De grandes marques liées au travail forcé des Ouïgours en Chine, selon une ONG

Radio-Canada, 02.03.2020

L’article ci-dessous a été publié dans l’Agence France-Presse.

La Chine a déplacé des dizaines de milliers de membres de la minorité musulmane ouïgoure détenus dans des camps d’internement vers des usines fournissant au moins 80 des plus grandes marques mondiales, a affirmé lundi un groupe de réflexion australien dans un rapport détaillé.

Entre 2017 et 2019, plus de 80 000 Ouïgours emprisonnés dans la région du Xinjiang (nord-ouest) ont été déplacés ailleurs en Chine dans des usines appartenant aux chaînes d’approvisionnement de 83 marques connues mondialement dans le domaine de la technologie, du textile et de l’automobile, rapporte l’Institut australien de stratégie politique (ASPI ).

Des usines recourent au travail forcé des Ouïgours dans le cadre d’un mécanisme de transfert encadré par l’État [chinois], explique l’organisation non gouvernementale (ONG) dans un volumineux rapport.Parmi les marques épinglées se trouvent de grands noms de l’électronique (Apple, Sony, Samsung, Microsoft, Nokia, etc.), du textile (Adidas, Lacoste, Gap, Nike, Puma, Uniqlo, H&M, etc.) et de l’automobile (BMW, Volkswagen, Mercedes-Benz, Land Rover, Jaguar, etc.). Le groupe français Alstom est aussi cité.

Des groupes chinois sont également mentionnés, notamment les fleurons technologiques Haier (électroménager), Huaweï et Oppo (téléphones intelligents).

Les autorités chinoises ont mis en place au Xinjiang une politique de sécurité maximale en réponse aux violences interethniques ayant ensanglanté cette région, souvent imputées par le discours officiel à des séparatistes ouïgours.
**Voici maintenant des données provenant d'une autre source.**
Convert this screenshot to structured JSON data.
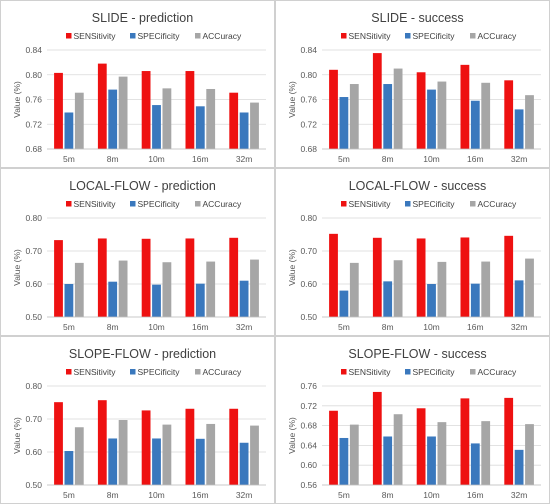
{
  "chart_data": [
    {
      "type": "bar",
      "title": "SLIDE - prediction",
      "ylabel": "Value (%)",
      "categories": [
        "5m",
        "8m",
        "10m",
        "16m",
        "32m"
      ],
      "ylim": [
        0.68,
        0.84
      ],
      "yticks": [
        "0.68",
        "0.72",
        "0.76",
        "0.80",
        "0.84"
      ],
      "legend_position": "top",
      "grid": true,
      "series": [
        {
          "name": "SENSitivity",
          "color": "#ee1111",
          "values": [
            0.803,
            0.818,
            0.806,
            0.806,
            0.771
          ]
        },
        {
          "name": "SPECificity",
          "color": "#3a78bd",
          "values": [
            0.739,
            0.776,
            0.751,
            0.749,
            0.739
          ]
        },
        {
          "name": "ACCuracy",
          "color": "#a6a6a6",
          "values": [
            0.771,
            0.797,
            0.778,
            0.777,
            0.755
          ]
        }
      ]
    },
    {
      "type": "bar",
      "title": "SLIDE - success",
      "ylabel": "Value (%)",
      "categories": [
        "5m",
        "8m",
        "10m",
        "16m",
        "32m"
      ],
      "ylim": [
        0.68,
        0.84
      ],
      "yticks": [
        "0.68",
        "0.72",
        "0.76",
        "0.80",
        "0.84"
      ],
      "legend_position": "top",
      "grid": true,
      "series": [
        {
          "name": "SENSitivity",
          "color": "#ee1111",
          "values": [
            0.808,
            0.835,
            0.804,
            0.816,
            0.791
          ]
        },
        {
          "name": "SPECificity",
          "color": "#3a78bd",
          "values": [
            0.764,
            0.785,
            0.776,
            0.758,
            0.744
          ]
        },
        {
          "name": "ACCuracy",
          "color": "#a6a6a6",
          "values": [
            0.785,
            0.81,
            0.789,
            0.787,
            0.767
          ]
        }
      ]
    },
    {
      "type": "bar",
      "title": "LOCAL-FLOW - prediction",
      "ylabel": "Value (%)",
      "categories": [
        "5m",
        "8m",
        "10m",
        "16m",
        "32m"
      ],
      "ylim": [
        0.5,
        0.8
      ],
      "yticks": [
        "0.50",
        "0.60",
        "0.70",
        "0.80"
      ],
      "legend_position": "top",
      "grid": true,
      "series": [
        {
          "name": "SENSitivity",
          "color": "#ee1111",
          "values": [
            0.733,
            0.738,
            0.737,
            0.738,
            0.74
          ]
        },
        {
          "name": "SPECificity",
          "color": "#3a78bd",
          "values": [
            0.6,
            0.607,
            0.598,
            0.601,
            0.61
          ]
        },
        {
          "name": "ACCuracy",
          "color": "#a6a6a6",
          "values": [
            0.664,
            0.671,
            0.666,
            0.668,
            0.674
          ]
        }
      ]
    },
    {
      "type": "bar",
      "title": "LOCAL-FLOW - success",
      "ylabel": "Value (%)",
      "categories": [
        "5m",
        "8m",
        "10m",
        "16m",
        "32m"
      ],
      "ylim": [
        0.5,
        0.8
      ],
      "yticks": [
        "0.50",
        "0.60",
        "0.70",
        "0.80"
      ],
      "legend_position": "top",
      "grid": true,
      "series": [
        {
          "name": "SENSitivity",
          "color": "#ee1111",
          "values": [
            0.752,
            0.74,
            0.738,
            0.741,
            0.746
          ]
        },
        {
          "name": "SPECificity",
          "color": "#3a78bd",
          "values": [
            0.58,
            0.608,
            0.6,
            0.601,
            0.611
          ]
        },
        {
          "name": "ACCuracy",
          "color": "#a6a6a6",
          "values": [
            0.664,
            0.672,
            0.667,
            0.668,
            0.677
          ]
        }
      ]
    },
    {
      "type": "bar",
      "title": "SLOPE-FLOW - prediction",
      "ylabel": "Value (%)",
      "categories": [
        "5m",
        "8m",
        "10m",
        "16m",
        "32m"
      ],
      "ylim": [
        0.5,
        0.8
      ],
      "yticks": [
        "0.50",
        "0.60",
        "0.70",
        "0.80"
      ],
      "legend_position": "top",
      "grid": true,
      "series": [
        {
          "name": "SENSitivity",
          "color": "#ee1111",
          "values": [
            0.751,
            0.757,
            0.726,
            0.731,
            0.731
          ]
        },
        {
          "name": "SPECificity",
          "color": "#3a78bd",
          "values": [
            0.603,
            0.641,
            0.641,
            0.64,
            0.628
          ]
        },
        {
          "name": "ACCuracy",
          "color": "#a6a6a6",
          "values": [
            0.675,
            0.697,
            0.683,
            0.685,
            0.68
          ]
        }
      ]
    },
    {
      "type": "bar",
      "title": "SLOPE-FLOW - success",
      "ylabel": "Value (%)",
      "categories": [
        "5m",
        "8m",
        "10m",
        "16m",
        "32m"
      ],
      "ylim": [
        0.56,
        0.76
      ],
      "yticks": [
        "0.56",
        "0.60",
        "0.64",
        "0.68",
        "0.72",
        "0.76"
      ],
      "legend_position": "top",
      "grid": true,
      "series": [
        {
          "name": "SENSitivity",
          "color": "#ee1111",
          "values": [
            0.71,
            0.748,
            0.715,
            0.735,
            0.736
          ]
        },
        {
          "name": "SPECificity",
          "color": "#3a78bd",
          "values": [
            0.655,
            0.658,
            0.658,
            0.644,
            0.631
          ]
        },
        {
          "name": "ACCuracy",
          "color": "#a6a6a6",
          "values": [
            0.682,
            0.703,
            0.687,
            0.689,
            0.683
          ]
        }
      ]
    }
  ]
}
Plusieurs organisations de défense des droits de la personne accusent la Chine d’avoir interné au Xinjiang au moins un million de musulmans dans des camps de rééducation. Pékin dément ce chiffre et parle de centres de formation professionnelle destinés à combattre l’extrémisme religieux.

Or, selon le groupe de réflexion australien, les ouvriers ouïgours déplacés restent privés de liberté et subissent parfois un endoctrinement politique.

Dans ces usines, ils vivent habituellement dans des dortoirs séparés, suivent des cours de mandarin et d’idéologie en dehors des heures de travail et sont sujets à une surveillance constante; ils ne sont pas autorisés à observer leurs pratiques religieuses, insiste l’ASPI.

Sur une trentaine d’usines identifiées, le rapport évoque notamment en détail un établissement de Qingdao (est) qui produit des espadrilles Nike et la rééducation d’ouvriers ouïgours dans des usines de plusieurs sous-traitants du géant américain Apple.

Les entreprises épinglées enfreignent les lois qui interdisent l’importation de biens produits en ayant recours au travail forcé, estime l’ASPI. Les auteurs du rapport les appellent à faire des enquêtes immédiates et approfondies sur les droits de la personne dans les usines les approvisionnant en Chine, au moyen d’inspections et d’audits indépendants et rigoureux.

Réactions prudentes des partis concernés

Plusieurs de ces groupes ont réagi lundi avec prudence. Aucun fournisseur mentionné n’est actuellement un fournisseur direct de Volkswagen, a affirmé un porte-parole du constructeur allemand.

Son compatriote BMW indique ne pas pouvoir commenter le contenu du rapport, mais assure que ses sous-traitants directs doivent appliquer la même politique avec leurs propres fournisseurs.

Apple renvoie à un engagement qu’il a pris par le passé à ce que tous dans les chaînes de production soient traités avec la dignité et le respect qu’ils méritent, disant travailler étroitement avec ses fournisseurs pour que les normes les plus élevées soient appliquées.

Des entreprises, comme Adidas, Bosch et Panasonic, assurent n’avoir aucune relation directe avec les sous-traitants impliqués […] , mais aucune marque n’était en mesure d’exclure un lien plus haut dans la chaîne de production, relève l’ASPI.

Pour le ministère chinois des Affaires étrangères, le rapport ne repose sur aucune base factuelle et vise à dénigrer les efforts de la Chine pour combattre le terrorisme et l’extrémisme au Xinjiang.

La politique chinoise au Xinjiang a enregistré de bons résultats, car tous les participants au programme d’éducation contre l’extrémisme ont été diplômés et ont trouvé un emploi stable, a martelé lundi Zhao Lijiang, un porte-parole de la diplomatie chinoise.

Les médias d’État avaient déjà évoqué le déplacement de forces de travail excédentaires du Xinjiang vers d’autres régions au nom de la lutte contre la pauvreté.